DI Sigrid Haubenberger-Lamprecht
geb. 1970

Mit 26 Jahren – nach fünfjähriger Tätigkeit als Bautechnikerin in einem Architekturbüro – folgte ich meiner „inneren Stimme“ und begann – spät, aber doch – mit dem Studium der Architektur an der TU Wien. Im Jahr 2005 machte ich meinen Abschluss und seit dieser Zeit begleitet mich auch die Frage „Was brauche ich zum Glücklichsein?“ und will immer wieder neu beantwortet werden.

Die Geburt unserer Söhne Jonas (geb.2005) und Elias (geb. 2008) eröffnete dann eine zusätzliche neue Welt: „Wie begleite ich unser Kinder achtsam und respektvoll, sodass sie sich mit ihrem ganzen Wesen entfalten können?“ Diese und viele andere Fragen tauchten nun im Prozess unserer Elternschaft auf. Die Auseinandersetzung mit Emmi Pikler, Maria Montessori und Rebeca Wild eröffnete mir neue Blickwinkel – und die Erkenntnis, dass sich diese neue Art der Sichtweise nicht nur auf Kinder beschränkt, sondern uns alle mit einschließt.

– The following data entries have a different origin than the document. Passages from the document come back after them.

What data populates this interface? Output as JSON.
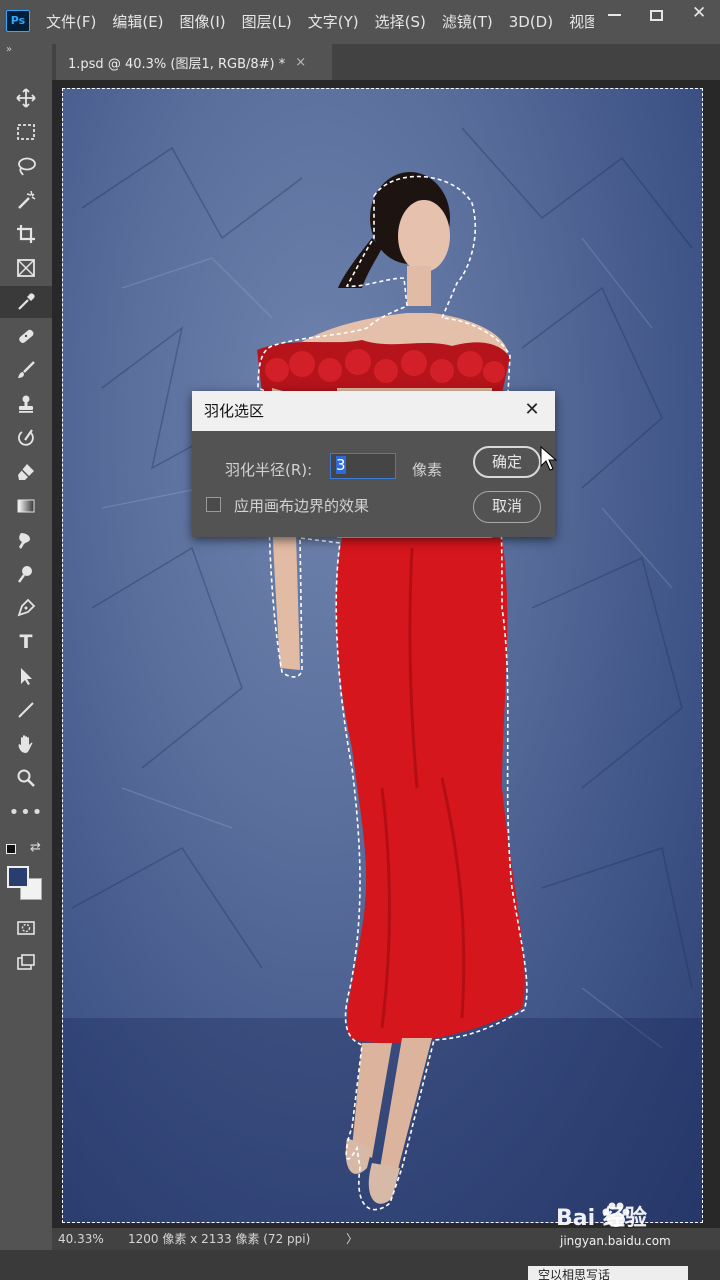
{
  "app": {
    "logo": "Ps"
  },
  "menu": [
    "文件(F)",
    "编辑(E)",
    "图像(I)",
    "图层(L)",
    "文字(Y)",
    "选择(S)",
    "滤镜(T)",
    "3D(D)",
    "视图"
  ],
  "window_controls": {
    "close_glyph": "✕"
  },
  "document_tab": {
    "title": "1.psd @ 40.3% (图层1, RGB/8#) *",
    "close_glyph": "×"
  },
  "toolbar": {
    "collapse_glyph": "»",
    "tools": [
      "move-tool",
      "marquee-tool",
      "lasso-tool",
      "magic-wand-tool",
      "crop-tool",
      "frame-tool",
      "eyedropper-tool",
      "healing-tool",
      "brush-tool",
      "stamp-tool",
      "history-brush-tool",
      "eraser-tool",
      "gradient-tool",
      "blur-tool",
      "dodge-tool",
      "pen-tool",
      "type-tool",
      "path-select-tool",
      "line-tool",
      "hand-tool",
      "zoom-tool",
      "more-tools"
    ],
    "active_tool": "eyedropper-tool",
    "type_tool_glyph": "T",
    "more_glyph": "•••",
    "foreground_color": "#2a3d6f",
    "background_color": "#f2f2f2"
  },
  "dialog": {
    "title": "羽化选区",
    "close_glyph": "✕",
    "radius_label": "羽化半径(R):",
    "radius_value": "3",
    "radius_unit": "像素",
    "ok_button": "确定",
    "cancel_button": "取消",
    "checkbox_label": "应用画布边界的效果",
    "checkbox_checked": false
  },
  "status": {
    "zoom": "40.33%",
    "doc_info": "1200 像素 x 2133 像素 (72 ppi)",
    "arrow": "〉"
  },
  "watermark": {
    "brand": "Bai  经验",
    "url": "jingyan.baidu.com"
  },
  "notification": {
    "text": "空以相思写话"
  }
}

Im Zuge unseres gemeinsamen Wachsens lernte ich Arno Stern und seine Forschungen zum Thema Malen kennen. Die Bedeutung seiner Arbeit – v.a. die damit einhergehende Wertfreiheit - konnte ich in der Malbegleitung unseres ersten Sohnes erfahren. In den Jahren 2009 und 2010 besuchte ich dann seine Intensiv-Ausbildungsseminare zur dienenden Rolle im Malspiel. Und dank einer glücklichen Fügung kann ich nun im eigens dafür eingerichteten Atelier diese spezielle Art des Malens anbieten.





Mag. Simone Putz
geb.1976

Die Freude am Leben und an der unmittelbaren Begegnung mit Menschen hat meinen bisherigen beruflichen Werdegang mitbestimmt und mich maßgeblich zum Malort geführt.

Nach mehrjähriger Tätigkeit im Kindergartenbereich, wo in der Arbeit mit den Kindern das Malen stets ein wichtiger Teil des Spielangebots war, habe ich das Studium der Pädagogik an der Universität Wien absolviert und arbeite nun seit mehr als zehn Jahren mit Jugendlichen am Übergang Schule – Beruf.

Der Malort ist für mich ein sicherer und geschützter Ort des Ausgleichs zu unserem Wirtschafts- und Gesellschaftssystem, das von Erwartungs- und Leistungsdruck, Konkurrenz und Wettbewerb geprägt ist, auch einer der eher wenigen Orte, wo sich Menschen verschiedenen Alters und verschiedener Herkunft wertfrei begegnen und sich als gleichwertig erleben können.

Dank einer Verkettung glücklicher Umstände durfte ich im Juni 2015 Arno Stern kennen lernen und die Bedeutung seiner Arbeit in einem seiner Ausbildungsseminare zur dienenden Rolle im Malspiel in Paris selbst erfahren. Seither ist es mir ein großes Bedürfnis, diese wertvolle Erfahrung möglichst vielen Menschen zukommen zu lassen.